Als erster Netzbetreiber hat die Amprion GmbH ein Verfahren entwickelt, mit dem ökologische und ökonomische Ziele gleichberechtigt und sich gegenseitig ergänzend umgesetzt werden können. Wir nennen dies Biotopmanagement-Planung in Leitungstrassen.
Im Rahmen der technischen Möglichkeiten sollen folgende ökologische Ziele erreicht werden:
- Berücksichtigung der standörtlichen Gegebenheiten
- Förderung von Naturschutzzielen
- Verbesserung des Landschaftsbildes
- Pflege des natürlich vorkommenden Pflanzenpotenzials
- Förderung langfristig stabiler Biotopstrukturen
Diese Ziele erfordern - naturbedingt - ein langfristiges Denken zur optimalen Umsetzung. Unsere Biotopmanagement-Planung ist darauf ausgerichtet.

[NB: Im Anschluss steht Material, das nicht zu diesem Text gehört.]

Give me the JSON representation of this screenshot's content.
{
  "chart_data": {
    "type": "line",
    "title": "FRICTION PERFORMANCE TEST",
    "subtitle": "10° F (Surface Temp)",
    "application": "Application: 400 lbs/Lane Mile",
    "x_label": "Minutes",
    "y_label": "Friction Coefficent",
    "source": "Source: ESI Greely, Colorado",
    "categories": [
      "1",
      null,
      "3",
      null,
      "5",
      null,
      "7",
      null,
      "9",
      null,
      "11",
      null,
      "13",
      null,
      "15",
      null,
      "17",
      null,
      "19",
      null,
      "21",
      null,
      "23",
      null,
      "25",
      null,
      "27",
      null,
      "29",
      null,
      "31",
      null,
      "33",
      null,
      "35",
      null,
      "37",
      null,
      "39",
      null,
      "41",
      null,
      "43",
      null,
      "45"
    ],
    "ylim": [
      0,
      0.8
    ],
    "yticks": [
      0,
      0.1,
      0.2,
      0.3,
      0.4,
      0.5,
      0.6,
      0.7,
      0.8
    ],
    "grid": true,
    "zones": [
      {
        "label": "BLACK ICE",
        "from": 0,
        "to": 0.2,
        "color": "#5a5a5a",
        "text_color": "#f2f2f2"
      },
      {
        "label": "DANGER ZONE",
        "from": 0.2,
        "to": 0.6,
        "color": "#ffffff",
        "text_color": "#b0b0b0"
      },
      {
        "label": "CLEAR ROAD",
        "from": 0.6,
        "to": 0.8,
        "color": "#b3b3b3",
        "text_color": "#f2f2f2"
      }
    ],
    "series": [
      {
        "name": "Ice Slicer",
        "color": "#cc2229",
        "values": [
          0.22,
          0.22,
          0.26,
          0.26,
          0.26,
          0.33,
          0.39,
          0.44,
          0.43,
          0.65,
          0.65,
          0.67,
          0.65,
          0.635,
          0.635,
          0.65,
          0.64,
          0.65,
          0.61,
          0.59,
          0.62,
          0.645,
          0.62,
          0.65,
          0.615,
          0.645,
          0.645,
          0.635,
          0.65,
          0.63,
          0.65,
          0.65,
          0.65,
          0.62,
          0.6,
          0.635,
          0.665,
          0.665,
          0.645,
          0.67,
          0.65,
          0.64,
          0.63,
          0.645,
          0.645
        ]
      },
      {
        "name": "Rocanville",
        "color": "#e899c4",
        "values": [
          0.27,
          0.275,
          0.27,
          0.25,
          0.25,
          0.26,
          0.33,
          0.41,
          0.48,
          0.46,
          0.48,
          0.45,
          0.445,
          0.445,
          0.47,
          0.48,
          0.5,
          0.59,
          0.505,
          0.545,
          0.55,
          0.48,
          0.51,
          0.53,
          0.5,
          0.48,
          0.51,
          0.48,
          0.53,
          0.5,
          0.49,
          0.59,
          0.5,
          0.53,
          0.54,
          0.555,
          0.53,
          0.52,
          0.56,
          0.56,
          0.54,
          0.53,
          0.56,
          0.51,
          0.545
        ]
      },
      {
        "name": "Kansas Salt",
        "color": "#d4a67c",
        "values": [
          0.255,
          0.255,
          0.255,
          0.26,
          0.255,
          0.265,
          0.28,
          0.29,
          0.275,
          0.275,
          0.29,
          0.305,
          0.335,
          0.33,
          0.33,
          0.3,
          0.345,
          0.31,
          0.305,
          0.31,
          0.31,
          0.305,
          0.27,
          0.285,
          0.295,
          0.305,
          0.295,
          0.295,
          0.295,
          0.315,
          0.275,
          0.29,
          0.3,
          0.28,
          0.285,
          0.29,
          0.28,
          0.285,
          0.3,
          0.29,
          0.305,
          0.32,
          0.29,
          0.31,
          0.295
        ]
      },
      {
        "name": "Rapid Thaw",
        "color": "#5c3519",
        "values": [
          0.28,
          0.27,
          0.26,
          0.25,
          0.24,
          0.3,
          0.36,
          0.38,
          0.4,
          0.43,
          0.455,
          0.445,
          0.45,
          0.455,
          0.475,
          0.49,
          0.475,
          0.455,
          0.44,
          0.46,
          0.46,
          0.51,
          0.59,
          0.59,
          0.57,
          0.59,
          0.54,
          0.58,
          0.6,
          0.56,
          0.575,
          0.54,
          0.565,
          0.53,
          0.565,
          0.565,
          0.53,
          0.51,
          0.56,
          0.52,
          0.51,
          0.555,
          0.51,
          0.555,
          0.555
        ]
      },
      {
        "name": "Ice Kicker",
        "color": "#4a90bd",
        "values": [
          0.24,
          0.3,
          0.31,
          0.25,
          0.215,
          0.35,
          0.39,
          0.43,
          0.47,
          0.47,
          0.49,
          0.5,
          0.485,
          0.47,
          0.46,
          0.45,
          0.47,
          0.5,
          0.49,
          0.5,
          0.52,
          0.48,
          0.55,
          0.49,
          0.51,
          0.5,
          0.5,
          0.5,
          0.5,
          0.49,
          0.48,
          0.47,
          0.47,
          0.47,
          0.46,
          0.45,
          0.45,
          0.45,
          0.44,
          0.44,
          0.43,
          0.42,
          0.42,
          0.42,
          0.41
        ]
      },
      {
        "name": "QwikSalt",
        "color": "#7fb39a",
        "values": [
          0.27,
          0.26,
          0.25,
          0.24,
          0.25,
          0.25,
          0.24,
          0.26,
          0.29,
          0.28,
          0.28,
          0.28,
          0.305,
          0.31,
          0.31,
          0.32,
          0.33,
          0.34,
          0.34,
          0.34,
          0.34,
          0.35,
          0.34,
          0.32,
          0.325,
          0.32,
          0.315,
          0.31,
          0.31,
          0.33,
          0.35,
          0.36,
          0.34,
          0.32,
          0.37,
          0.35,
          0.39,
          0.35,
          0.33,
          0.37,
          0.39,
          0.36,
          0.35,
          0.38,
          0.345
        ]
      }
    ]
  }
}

Auf der Basis einer Erhebung des Lebensraumpotenzials in der Trasse durch eine Biotoptypenkartierung werden die notwendigen Pflegemaßnahmen nach Art, Umfang und zeitlicher Abfolge für einen Zeitraum von zehn Jahren festgelegt. Dies geschieht in enger und vertrauensvoller Zusammenarbeit mit dem Grundstückseigentümer, mit den Forst- und Naturschutzbehörden und den Naturschutzverbänden.
Mit dieser Form der Trassenpflege leistet die Amprion GmbH einen wichtigen Beitrag zur Erhaltung und Entwicklung naturnaher Lebensräume.

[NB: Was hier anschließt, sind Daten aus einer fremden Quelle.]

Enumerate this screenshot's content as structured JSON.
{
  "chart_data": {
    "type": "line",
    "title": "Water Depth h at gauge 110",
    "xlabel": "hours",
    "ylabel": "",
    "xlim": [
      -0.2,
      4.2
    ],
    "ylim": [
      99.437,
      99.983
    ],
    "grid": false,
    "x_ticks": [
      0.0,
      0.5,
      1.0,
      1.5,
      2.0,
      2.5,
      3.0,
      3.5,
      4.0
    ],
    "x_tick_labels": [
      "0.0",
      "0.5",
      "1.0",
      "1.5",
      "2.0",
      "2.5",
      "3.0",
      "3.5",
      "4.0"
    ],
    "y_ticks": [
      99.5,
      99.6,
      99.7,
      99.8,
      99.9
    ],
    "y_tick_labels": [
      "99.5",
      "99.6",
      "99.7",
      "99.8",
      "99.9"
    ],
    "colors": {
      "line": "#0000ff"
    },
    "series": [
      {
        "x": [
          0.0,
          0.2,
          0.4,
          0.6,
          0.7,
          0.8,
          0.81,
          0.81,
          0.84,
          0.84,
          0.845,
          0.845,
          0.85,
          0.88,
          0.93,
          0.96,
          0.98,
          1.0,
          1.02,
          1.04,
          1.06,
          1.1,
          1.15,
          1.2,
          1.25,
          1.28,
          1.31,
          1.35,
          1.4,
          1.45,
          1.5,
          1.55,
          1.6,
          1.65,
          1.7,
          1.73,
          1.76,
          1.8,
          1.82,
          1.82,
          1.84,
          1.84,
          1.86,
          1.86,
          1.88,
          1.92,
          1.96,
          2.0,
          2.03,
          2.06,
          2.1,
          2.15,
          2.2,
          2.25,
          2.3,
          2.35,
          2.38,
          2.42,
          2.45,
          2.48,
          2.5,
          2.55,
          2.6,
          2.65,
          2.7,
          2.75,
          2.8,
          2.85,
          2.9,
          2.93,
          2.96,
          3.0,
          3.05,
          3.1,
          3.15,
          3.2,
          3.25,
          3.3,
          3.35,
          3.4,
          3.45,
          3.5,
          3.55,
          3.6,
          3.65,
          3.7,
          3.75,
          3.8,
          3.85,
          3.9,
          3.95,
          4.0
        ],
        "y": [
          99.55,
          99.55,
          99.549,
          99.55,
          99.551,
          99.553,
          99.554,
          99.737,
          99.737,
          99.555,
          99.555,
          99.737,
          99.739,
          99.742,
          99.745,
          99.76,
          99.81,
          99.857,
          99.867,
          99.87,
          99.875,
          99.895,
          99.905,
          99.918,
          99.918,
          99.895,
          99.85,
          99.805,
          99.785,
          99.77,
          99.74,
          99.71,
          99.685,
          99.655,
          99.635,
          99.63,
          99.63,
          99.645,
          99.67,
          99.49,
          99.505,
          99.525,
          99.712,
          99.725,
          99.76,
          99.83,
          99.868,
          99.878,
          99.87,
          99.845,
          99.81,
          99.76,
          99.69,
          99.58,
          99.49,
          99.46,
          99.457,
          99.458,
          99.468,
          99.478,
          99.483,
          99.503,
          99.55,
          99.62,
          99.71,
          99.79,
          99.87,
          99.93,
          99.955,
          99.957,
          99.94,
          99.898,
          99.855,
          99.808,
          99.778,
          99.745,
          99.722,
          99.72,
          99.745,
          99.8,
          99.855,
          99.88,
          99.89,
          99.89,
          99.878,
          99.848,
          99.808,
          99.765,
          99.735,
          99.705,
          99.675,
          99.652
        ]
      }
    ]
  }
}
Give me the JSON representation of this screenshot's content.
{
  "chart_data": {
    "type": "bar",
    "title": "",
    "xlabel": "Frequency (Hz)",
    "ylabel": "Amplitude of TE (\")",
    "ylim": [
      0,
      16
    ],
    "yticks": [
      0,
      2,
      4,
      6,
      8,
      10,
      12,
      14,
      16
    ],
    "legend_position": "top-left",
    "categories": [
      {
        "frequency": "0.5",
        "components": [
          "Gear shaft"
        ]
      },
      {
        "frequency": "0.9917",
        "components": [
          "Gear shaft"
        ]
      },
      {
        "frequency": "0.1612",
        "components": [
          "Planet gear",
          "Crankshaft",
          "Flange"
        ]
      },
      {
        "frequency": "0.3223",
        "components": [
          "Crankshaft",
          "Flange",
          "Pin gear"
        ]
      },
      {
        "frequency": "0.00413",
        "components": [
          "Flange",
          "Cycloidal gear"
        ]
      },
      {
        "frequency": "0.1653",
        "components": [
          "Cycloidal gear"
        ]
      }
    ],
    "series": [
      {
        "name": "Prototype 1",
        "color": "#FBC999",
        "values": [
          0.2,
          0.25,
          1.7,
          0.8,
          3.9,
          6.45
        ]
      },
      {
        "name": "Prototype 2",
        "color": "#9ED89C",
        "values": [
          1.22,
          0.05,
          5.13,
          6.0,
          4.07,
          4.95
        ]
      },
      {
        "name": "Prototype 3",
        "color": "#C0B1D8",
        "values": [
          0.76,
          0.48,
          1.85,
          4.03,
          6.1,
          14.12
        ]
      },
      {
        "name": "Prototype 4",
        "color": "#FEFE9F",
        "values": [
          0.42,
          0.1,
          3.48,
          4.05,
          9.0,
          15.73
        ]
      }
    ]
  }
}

Abb. 1: Schaffung stabiler Waldränder in labilen Beständen.
Im gesamten Bereich des Normalstreifens muss gewährleistet sein, dass sowohl zum ruhenden Leiterseil (1) (Leiterseiltemperatur 80°C+ Reckwert) als auch zum ausschwingenden Leiterseil (2) (Leiterseiltemperatur 40°C) ein ausreichender Sicherheitsabstand eingehalten wird. Für den Bereich des Waldschutzstreifens darf kein Randbaum - bei seiner erreichten Endwuchshöhe - Masten oder Leiterseile gefährden. Zur Begrenzung der Endwuchshöhen bietet sich oft eine Förderung von Waldrandstrukturen an. Ein solcher Waldrand ist auch ökologisch von großer Bedeutung.
Abb. 2: Ausnutzung vorhandener stabiler Waldränder.
Hier gelten die gleichen Kriterien wie oben. In der Planung neuer Leitungen prüft Amprion in enger Zusammenarbeit mit dem Waldeigentümer und der Forstbehörde, inwieweit stabile Waldränder bei Leitungsführungen durch Wald zur Minimierung der Waldinanspruchnahmen berücksichtigt werden können. An Wald-Feld-Grenzen wird unter Ausnutzung stabiler Waldränder eine optimale Einbindung der Leitung in die Landschaft ohne Eingriffe in Waldbestände erreicht.